Habitat restoration in action! The Community Forests Team painstakingly hand clearing non-native plans to make way for the island’s native plants

Habitat restoration in action! The Community Forests Team painstakingly hand clearing non-native plans to make way for the island’s native plants

After High Peak we went over to Blue Point which is on the south west side of the island. As with much of the island this area was heavily grazed by feral goats. Regenerating plants are mostly non-natives with a few original species of plants clinging on the edges of cliffs, mainly where they were out of reach of hungry goats! Since the grazing was reduced these are starting to creep back but restoration is taking place to try and speed up this process. These pockets of habitat restoration are important for our work as they are increasing areas of suitable for bugs which will give them a change to thrive.
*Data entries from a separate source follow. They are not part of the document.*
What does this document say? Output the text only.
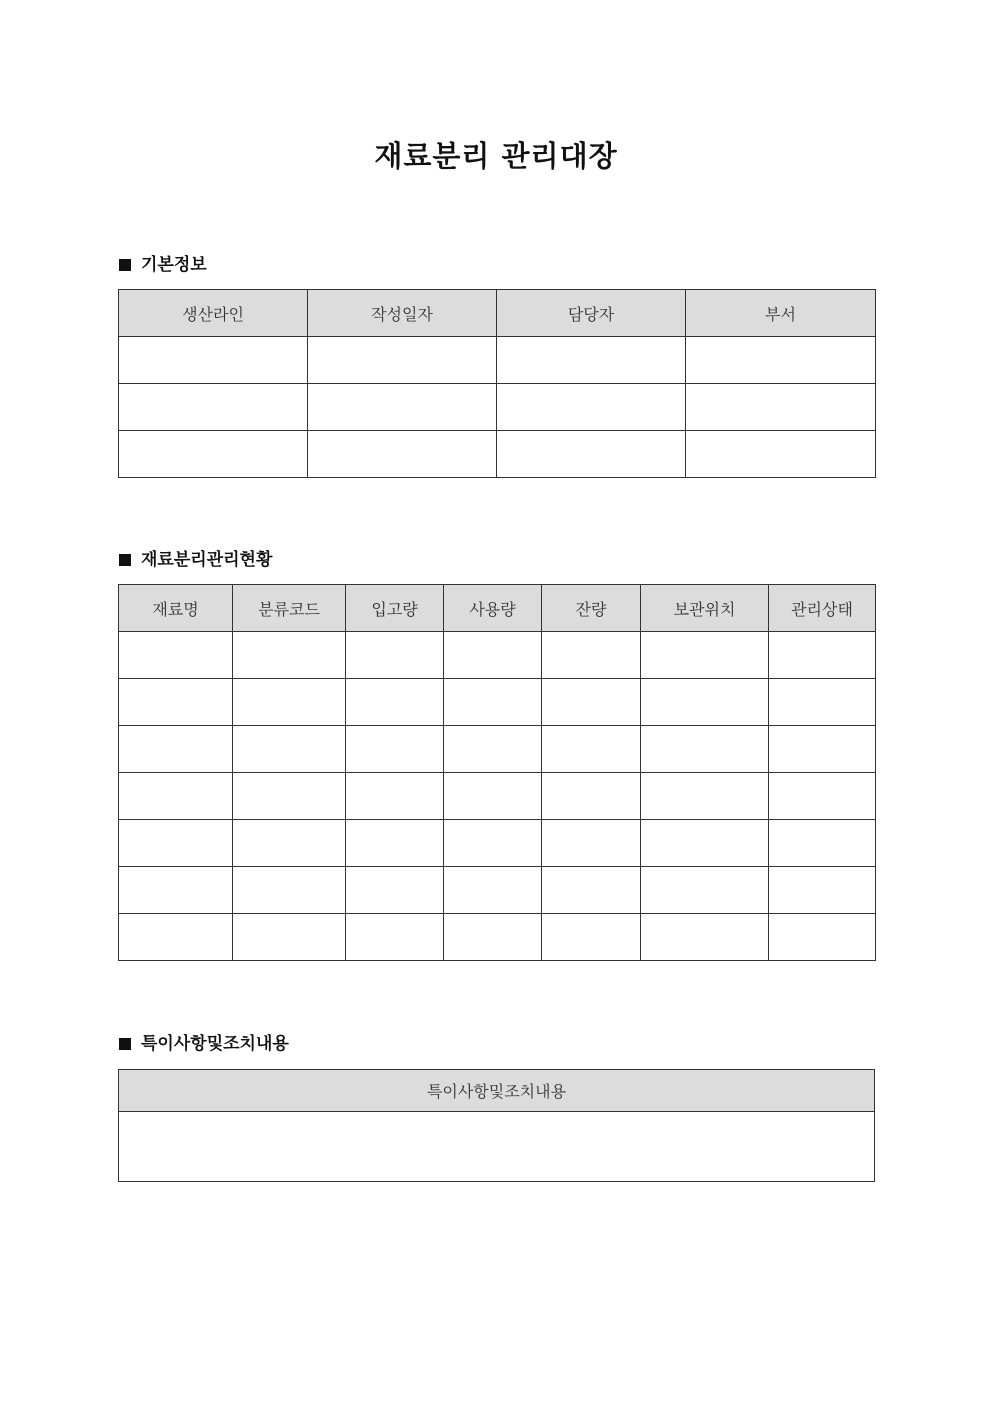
재료분리 관리대장
기본정보
생산라인	작성일자	담당자	부서

재료분리관리현황
재료명	분류코드	입고량	사용량	잔량	보관위치	관리상태

특이사항및조치내용
특이사항및조치내용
Here we managed to see the island’s four species of butterfly all in one day – this is the Long-tailed blue (Lampides boeticus), Diadem (Hypolimnas misippus), African monarch (Danaus chrysippus) and Painted lady (Vanessa cardui). The Long-tailed blue has a clever adaptation to protect it from predators. Where the tail meets the wing there are two ‘eye spots’ which divert the predator away from the more vulnerable parts of the body. A strong flyer, the Long-tailed blue migrates over large distances and is able to travel over huge expanses of land and water – despite being a dainty little thing!